Third, differentiating trajectory subphenotypes in this critically ill population was difficult, as AUC-ROC metrics of prediction modeling using data at day 1 post-intubation were around 0.7. By restricting our analysis to a very high-risk population, we decreased the discriminative power of many of our biomarkers to predict outcomes. All patients were high risk. However, we have documented the natural history of organ dysfunction in critical COVID-19 and explored the interaction between organ failure and clinical inflammatory biomarkers. Future research efforts, with novel biomarkers, are needed to predict worsening and recovering subphenotypes at an earlier time point in critical COVID-19.

Fourth, the surge conditions in New York City during the study period could affect the study. Care may have been influenced by the surge conditions during this difficult time. However, all patients were cared for in a critical care environment and despite the massive patient burden, the all cause 30-day mortality was 25.9%.

Fifth, though the data-driven methods are free from cognitive biases of the subphenotypes16, our analysis may account for cognitive bias.
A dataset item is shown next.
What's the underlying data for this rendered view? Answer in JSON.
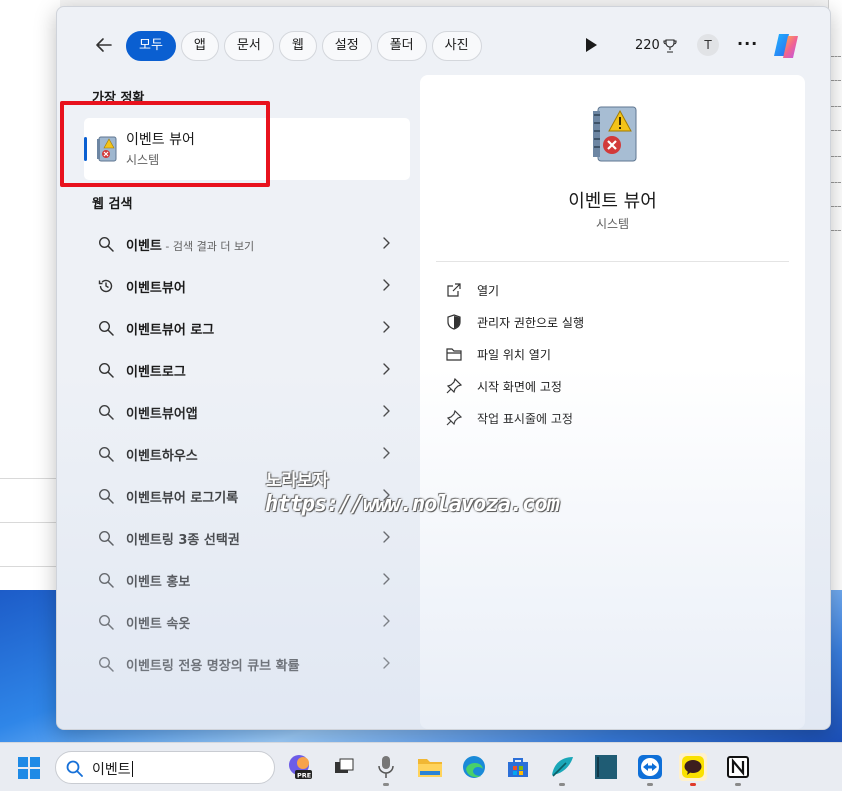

For instance, the progression to multi-organ failure could be synonymous with death, and hence results in cognitive traps.

Conclusions

In a population of critically ill patients with COVID-19 respiratory failure, there are distinct worsening and recovering organ dysfunction trajectory subphenotypes. Worsening status was predictive of poor outcomes in all strata regardless of baseline severity and was associated with different patterns of biomarker alteration. These findings highlight the importance stratification within critical COVID-19 when evaluating potential therapies. Trajectory based subphenotypes offer a road map for understanding the evolution of critical illness in COVID-19. We call for further analysis.